À quel salaire a-t-on droit lorsque le coronavirus nous empêche de travailler ?

Paru le 11 juin 2020 dans 24 heures par Marianne Favre Moreillon

Avec la pandémie et les mesures prises par les Conseil fédéral, beaucoup de collaborateurs n’ont pas pu fournir leur prestation de travail. Qu’en est-il de leur rémunération ?
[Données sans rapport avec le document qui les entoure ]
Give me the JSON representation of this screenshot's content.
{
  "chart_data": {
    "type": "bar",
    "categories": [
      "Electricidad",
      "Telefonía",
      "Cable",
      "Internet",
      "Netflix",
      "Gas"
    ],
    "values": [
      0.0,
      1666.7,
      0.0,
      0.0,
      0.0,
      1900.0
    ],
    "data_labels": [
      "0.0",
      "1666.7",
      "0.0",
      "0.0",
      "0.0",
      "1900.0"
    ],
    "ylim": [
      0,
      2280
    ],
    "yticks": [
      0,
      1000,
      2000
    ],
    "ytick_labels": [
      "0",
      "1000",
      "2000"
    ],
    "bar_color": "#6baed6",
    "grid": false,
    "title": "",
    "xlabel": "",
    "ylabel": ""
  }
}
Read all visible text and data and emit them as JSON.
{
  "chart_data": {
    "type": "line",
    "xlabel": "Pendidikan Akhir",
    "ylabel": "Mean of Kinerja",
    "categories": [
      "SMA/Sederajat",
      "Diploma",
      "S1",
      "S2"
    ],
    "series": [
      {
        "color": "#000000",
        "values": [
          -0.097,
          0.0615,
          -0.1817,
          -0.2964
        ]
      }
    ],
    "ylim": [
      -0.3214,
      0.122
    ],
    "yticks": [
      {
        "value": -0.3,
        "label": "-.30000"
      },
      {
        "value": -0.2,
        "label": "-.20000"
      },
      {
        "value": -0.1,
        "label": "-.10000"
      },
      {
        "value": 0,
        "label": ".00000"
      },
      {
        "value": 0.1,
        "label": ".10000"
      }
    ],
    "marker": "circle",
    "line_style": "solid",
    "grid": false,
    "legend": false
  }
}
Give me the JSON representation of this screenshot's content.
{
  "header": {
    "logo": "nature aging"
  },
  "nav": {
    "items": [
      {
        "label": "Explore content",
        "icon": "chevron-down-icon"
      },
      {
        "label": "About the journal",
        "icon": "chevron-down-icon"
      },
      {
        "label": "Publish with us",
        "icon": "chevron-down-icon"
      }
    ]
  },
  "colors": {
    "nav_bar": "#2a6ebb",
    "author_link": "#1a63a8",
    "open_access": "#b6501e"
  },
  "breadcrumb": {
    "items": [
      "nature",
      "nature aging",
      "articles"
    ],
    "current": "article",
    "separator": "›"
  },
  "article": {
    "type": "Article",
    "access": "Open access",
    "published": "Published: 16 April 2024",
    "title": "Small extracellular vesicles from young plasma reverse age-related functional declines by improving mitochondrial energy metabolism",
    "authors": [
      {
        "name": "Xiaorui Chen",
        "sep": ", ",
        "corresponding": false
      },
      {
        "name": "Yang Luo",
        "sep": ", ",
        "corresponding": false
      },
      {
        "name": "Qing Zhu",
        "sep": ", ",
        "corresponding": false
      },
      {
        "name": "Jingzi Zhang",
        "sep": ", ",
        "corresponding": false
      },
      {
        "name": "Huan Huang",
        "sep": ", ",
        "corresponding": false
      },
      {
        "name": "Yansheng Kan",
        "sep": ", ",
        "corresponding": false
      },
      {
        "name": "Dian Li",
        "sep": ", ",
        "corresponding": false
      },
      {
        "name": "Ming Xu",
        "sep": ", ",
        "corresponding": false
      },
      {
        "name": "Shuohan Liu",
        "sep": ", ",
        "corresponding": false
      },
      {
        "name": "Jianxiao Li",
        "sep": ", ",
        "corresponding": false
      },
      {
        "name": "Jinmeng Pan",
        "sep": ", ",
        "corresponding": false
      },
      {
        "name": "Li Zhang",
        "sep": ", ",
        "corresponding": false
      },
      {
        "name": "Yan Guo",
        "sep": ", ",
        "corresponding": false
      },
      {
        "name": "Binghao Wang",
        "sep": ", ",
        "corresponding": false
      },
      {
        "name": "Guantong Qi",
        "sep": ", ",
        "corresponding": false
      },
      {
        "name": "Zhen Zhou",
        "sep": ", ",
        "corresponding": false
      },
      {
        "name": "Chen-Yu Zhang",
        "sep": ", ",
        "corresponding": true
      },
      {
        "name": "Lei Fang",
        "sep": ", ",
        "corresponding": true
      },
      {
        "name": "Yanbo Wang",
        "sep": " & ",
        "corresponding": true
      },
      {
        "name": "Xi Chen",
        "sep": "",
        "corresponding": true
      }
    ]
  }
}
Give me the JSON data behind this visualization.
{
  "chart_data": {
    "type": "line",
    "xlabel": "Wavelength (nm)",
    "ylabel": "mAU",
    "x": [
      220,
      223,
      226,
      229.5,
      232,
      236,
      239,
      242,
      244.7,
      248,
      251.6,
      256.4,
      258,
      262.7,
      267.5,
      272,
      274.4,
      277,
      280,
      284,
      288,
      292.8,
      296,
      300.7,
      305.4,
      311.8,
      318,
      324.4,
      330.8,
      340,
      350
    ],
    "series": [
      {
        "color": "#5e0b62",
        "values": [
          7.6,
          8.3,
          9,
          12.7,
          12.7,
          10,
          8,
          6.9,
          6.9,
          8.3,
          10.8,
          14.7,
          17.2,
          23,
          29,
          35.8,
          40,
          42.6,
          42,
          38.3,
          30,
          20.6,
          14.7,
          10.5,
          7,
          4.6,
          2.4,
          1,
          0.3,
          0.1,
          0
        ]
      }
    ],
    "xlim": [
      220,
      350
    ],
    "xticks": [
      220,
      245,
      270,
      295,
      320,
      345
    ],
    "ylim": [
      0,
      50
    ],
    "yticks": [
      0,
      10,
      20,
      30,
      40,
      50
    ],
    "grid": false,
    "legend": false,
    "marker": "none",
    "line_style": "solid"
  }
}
Maladie, mise en quarantaine, garde d’enfants, personnes vulnérables. Tour d’horizon sur le droit au salaire et les différentes assurances perte de gain (APG).

Maladie
Lorsqu’un collaborateur est en incapacité de travail en raison du coronavirus ou qu’il en perçoit les symptômes, il a droit à son salaire pour un temps limité selon l’article 324a CO ou aux prestations de l’APG maladie.
Même si l’OFSP recommande de ne pas exiger de certificat médical avant le 5e jour d’absence, l’entreprise reste libre d’en requérir un dès le 2e ou 3e jour, conformément au règlement du personnel.

Quarantaine
Beaucoup de collaborateurs se sont retrouvés en quarantaine car ils ont été en contact avec une personne infectée ou vraisemblablement infectée. Dans la mesure où ces personnes n’étaient pas malades, le Conseil fédéral a mis en place une APG similaire à celle du congé maternité.
Les personnes placées en quarantaine, par un médecin ou sur décision d’une autorité, qui doivent interrompre leur activité, ont droit à une allocation. Ce droit prend fin au terme de la quarantaine, mais au plus tard lorsque 10 indemnités journalières ont été versées. L’indemnité est égale à 80% du salaire et s’élève au maximum à CHF 196.— par jour. Si l’activité peut être exercée sous la forme de télétravail, il n’y a aucun droit à l’allocation.

Garde d’enfants
De nombreux parents se sont retrouvés sans solution de garde pour les enfants en raison de la fermeture des écoles et du fait que les grands-parents sont des personnes à risques.
Le Conseil fédéral a également décidé de mette en place une APG. Les parents qui doivent interrompre leur travail pour s’occuper d’enfants jusqu’à l’âge de 12 ans révolus peuvent prétendre à une indemnisation identique aux situations de quarantaine.

Personnes vulnérables
Les personnes vulnérables font l’objet d’une protection particulière. Il s’agit des personnes de 65 ans et plus et de celles qui souffrent d’hypertension artérielle, de diabète, de maladies cardiovasculaires, de maladies respiratoires chroniques, de faiblesse immunitaire due à une maladie ou à une thérapie, de cancer. L’employeur peut exiger un certificat médical.

La protection accordée est la suivante. L’employeur doit leur permettre d’effectuer du télétravail. Si cela n’est pas possible, il leur attribue des tâches de substitution qui peuvent être effectuées à domicile. Si la présence des collaborateurs est indispensable dans l’entreprise, l’employeur doit prendre des mesures de protection ou leur octroyer d’autres tâches moins risquées.

Lorsqu’aucune de ces mesures n’est possible, l’employeur doit les dispenser de l’obligation de travailler et verser l’entier du salaire. Si l’entreprise est au bénéfice d’une RHT, ces personnes peuvent être incluses dans le cercle des bénéficiaires. Ils percevront alors le 80% du salaire.